OK, front-drive car, most you'll have to change the timing belt if so equipped or sometimes deal with a slack timing chain, both can lead to AWFUL engine damage with interference type engines where the valves can slam into the pistons. Even with non-interference engines, you need to swap belts per recommendation and swap out the water pump with it because you need to pull the pump anyway. For some cars, it's easier to pull the fender/inner fender set to access the front of the engine too. Have to be aware of CV joints going out and struts needing to be replaced, rack and pinion maybe too, but most are affordable now, and a rack can be rebuilt. If an automatic tranny or engine needs work it is often easier to drop out the whole sub-frame than to yank them out the top, BUT you need the right logistics for that too.
So, then you have the sub-systems like HVAC, fuel pumps, etc.
Think biggest killer is always rust, you can swap out components but if your truck frame or unibody has extensive rust issues it's hard to justify a lot of re-investment. BUT, if you do have those concerns you keep on top of washing/cleaning, make sure all the weep holes behind the fenders and in the door stay open and be diligent. There are rust abatement and encapsulation produces and welding is a recourse if needed. I don't live in the "Rust Belt" so I could probably keep a rig on the road for a good while, but that means swapping out seats and carpets eventually (or rebuild the seats) and other stuff.
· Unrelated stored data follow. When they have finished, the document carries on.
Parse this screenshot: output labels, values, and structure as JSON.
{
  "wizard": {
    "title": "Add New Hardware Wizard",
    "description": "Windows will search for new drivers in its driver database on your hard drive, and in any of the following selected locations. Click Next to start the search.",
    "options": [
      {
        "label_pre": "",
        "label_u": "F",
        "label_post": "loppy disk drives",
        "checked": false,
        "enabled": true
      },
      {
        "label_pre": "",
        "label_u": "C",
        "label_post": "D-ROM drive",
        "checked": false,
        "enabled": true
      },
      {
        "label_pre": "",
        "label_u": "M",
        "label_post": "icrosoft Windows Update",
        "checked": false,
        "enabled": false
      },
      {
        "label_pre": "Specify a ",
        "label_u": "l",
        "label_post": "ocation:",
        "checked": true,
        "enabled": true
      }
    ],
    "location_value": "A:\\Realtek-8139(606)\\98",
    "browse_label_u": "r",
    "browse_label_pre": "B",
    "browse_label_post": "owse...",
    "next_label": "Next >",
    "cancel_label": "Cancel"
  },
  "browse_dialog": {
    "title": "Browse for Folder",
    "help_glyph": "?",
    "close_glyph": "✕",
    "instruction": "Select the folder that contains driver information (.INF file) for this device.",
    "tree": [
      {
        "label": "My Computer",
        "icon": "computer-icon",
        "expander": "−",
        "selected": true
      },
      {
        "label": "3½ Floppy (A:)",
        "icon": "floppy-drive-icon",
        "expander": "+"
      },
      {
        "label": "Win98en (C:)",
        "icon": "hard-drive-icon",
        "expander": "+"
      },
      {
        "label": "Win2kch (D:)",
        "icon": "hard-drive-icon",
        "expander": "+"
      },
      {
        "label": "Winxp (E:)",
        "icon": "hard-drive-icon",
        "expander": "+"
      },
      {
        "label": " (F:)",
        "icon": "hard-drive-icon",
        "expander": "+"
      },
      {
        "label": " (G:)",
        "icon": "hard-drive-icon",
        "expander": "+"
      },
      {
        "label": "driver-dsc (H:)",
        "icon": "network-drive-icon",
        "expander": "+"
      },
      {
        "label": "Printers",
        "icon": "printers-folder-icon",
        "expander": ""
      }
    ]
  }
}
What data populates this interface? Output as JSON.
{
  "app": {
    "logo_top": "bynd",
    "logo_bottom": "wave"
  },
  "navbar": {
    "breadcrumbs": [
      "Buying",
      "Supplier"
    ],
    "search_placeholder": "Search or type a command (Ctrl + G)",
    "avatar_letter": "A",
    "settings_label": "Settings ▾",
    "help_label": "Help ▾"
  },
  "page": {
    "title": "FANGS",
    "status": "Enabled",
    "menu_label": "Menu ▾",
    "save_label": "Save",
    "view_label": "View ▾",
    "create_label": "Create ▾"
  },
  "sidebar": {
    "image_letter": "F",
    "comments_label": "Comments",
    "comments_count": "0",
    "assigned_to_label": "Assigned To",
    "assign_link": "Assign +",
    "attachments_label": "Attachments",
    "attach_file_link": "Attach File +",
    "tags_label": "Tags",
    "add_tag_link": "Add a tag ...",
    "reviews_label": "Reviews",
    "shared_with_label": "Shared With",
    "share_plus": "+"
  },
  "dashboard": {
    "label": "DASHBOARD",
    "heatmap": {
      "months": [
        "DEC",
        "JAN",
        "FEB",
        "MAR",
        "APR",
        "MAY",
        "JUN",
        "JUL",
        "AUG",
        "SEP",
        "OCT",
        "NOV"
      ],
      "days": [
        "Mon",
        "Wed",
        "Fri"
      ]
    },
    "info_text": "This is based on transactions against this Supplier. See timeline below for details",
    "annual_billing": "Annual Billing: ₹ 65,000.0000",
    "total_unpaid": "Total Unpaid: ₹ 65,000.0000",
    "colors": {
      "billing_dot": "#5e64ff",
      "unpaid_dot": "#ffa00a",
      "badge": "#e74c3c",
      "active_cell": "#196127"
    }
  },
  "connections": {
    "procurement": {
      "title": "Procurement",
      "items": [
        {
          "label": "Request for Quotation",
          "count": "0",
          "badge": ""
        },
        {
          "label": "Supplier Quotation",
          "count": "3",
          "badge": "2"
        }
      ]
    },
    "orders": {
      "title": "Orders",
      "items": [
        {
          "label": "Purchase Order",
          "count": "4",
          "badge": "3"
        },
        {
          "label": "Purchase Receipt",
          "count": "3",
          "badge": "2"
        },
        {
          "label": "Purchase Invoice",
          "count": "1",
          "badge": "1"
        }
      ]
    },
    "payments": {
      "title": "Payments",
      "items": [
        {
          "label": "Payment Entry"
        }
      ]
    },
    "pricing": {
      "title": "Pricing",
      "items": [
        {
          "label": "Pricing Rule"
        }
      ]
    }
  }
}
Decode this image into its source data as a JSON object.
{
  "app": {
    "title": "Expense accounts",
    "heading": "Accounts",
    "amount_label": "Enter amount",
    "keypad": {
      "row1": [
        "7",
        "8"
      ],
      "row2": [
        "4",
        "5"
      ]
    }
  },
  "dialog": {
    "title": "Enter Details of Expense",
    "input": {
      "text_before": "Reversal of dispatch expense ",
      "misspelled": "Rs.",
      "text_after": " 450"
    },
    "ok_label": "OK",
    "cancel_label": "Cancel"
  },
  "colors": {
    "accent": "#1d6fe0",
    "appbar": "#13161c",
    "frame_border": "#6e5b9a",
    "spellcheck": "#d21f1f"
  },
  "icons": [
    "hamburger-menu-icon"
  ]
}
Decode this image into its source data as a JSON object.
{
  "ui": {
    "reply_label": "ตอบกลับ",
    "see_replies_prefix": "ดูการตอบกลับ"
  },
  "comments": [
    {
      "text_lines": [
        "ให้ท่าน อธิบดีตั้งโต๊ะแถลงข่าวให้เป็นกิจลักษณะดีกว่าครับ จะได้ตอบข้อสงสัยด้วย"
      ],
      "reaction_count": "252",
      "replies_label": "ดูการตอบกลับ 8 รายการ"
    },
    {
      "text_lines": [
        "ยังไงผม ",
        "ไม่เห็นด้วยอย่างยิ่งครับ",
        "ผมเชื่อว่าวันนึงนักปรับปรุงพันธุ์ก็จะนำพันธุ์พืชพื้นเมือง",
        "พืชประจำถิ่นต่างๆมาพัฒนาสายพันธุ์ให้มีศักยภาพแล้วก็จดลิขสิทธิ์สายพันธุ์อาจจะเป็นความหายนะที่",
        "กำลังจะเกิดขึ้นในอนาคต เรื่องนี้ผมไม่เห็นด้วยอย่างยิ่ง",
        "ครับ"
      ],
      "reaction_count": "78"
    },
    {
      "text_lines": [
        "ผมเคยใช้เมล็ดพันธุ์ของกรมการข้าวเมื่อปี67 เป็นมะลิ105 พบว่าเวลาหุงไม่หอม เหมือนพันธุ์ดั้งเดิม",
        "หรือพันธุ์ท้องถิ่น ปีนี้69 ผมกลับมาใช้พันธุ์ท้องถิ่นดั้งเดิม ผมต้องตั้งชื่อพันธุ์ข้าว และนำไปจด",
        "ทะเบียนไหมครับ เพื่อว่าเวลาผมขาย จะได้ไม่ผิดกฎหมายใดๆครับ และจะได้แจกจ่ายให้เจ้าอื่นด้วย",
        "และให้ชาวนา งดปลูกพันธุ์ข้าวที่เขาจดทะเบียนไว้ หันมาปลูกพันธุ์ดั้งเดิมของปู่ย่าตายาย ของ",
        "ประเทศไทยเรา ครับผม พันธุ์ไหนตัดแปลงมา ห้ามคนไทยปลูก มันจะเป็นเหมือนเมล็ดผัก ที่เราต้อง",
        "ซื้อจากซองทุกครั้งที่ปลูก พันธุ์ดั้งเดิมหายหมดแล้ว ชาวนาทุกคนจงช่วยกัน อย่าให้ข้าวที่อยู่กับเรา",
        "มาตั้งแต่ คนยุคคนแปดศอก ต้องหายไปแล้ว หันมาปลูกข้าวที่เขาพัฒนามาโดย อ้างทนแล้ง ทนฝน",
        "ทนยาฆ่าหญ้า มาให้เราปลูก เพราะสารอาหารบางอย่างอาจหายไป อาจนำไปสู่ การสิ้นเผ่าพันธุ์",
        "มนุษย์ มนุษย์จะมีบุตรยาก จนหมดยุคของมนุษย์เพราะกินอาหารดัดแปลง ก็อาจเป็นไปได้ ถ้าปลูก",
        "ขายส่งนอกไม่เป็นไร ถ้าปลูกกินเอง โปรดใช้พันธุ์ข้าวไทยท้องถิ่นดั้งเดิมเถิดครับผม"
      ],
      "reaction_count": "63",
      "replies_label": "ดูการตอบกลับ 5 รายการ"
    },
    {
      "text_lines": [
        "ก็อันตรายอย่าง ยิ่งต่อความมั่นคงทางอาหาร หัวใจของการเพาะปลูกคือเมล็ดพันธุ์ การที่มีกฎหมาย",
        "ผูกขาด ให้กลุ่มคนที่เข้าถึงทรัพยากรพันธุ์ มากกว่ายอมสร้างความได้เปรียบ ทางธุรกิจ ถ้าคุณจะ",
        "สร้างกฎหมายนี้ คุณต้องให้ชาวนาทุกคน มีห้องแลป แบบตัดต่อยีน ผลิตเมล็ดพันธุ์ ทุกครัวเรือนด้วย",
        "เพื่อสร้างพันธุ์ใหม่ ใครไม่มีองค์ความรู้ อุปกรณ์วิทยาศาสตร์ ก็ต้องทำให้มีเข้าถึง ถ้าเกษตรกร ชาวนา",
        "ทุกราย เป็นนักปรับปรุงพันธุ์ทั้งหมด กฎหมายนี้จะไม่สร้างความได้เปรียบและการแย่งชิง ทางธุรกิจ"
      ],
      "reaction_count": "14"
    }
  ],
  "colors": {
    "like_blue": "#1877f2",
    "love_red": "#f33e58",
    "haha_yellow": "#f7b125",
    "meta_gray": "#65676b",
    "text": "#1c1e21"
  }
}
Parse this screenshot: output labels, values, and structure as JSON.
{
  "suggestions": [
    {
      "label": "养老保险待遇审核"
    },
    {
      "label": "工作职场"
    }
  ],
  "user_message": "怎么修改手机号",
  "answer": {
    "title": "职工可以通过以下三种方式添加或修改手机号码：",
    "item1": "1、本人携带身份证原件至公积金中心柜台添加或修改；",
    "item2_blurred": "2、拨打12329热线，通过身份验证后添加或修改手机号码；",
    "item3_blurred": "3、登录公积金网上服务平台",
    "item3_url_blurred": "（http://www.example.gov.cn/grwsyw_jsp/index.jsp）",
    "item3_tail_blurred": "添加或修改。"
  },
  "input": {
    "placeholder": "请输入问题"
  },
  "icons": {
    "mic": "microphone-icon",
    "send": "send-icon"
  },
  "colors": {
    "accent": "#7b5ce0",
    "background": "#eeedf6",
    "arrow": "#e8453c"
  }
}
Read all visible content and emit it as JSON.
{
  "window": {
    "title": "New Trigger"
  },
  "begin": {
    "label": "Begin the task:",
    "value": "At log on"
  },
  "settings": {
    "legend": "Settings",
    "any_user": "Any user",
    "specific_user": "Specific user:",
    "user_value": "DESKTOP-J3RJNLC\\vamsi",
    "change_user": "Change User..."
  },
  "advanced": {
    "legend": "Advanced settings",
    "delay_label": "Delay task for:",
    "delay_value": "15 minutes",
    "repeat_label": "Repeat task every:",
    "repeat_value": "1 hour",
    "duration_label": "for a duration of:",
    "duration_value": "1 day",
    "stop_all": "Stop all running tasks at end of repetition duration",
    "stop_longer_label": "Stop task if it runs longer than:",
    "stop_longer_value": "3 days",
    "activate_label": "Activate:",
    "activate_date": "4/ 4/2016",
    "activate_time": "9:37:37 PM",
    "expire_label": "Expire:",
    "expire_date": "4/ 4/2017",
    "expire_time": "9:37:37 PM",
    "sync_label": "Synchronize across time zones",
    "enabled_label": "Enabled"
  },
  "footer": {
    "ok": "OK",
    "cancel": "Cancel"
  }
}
Hate to say "planned obsolescence" but vehicles normally do have a certain limit of endurance, and I swear newer ones are more fickle than ever. Personally, my choice would be a 72 Chevy/GMC 3/4 4x4 because they are simple to deal with and you can use almost any combo of engine and transmissions GM produced in them.
But it comes back to Toyota and Honda families of vehicles with some European ones that can do well with careful ownership for many people, and while some US cars are decent enough, I don't drive one currently. I AM putting together a 1955 Ford F-100 resto-mod ...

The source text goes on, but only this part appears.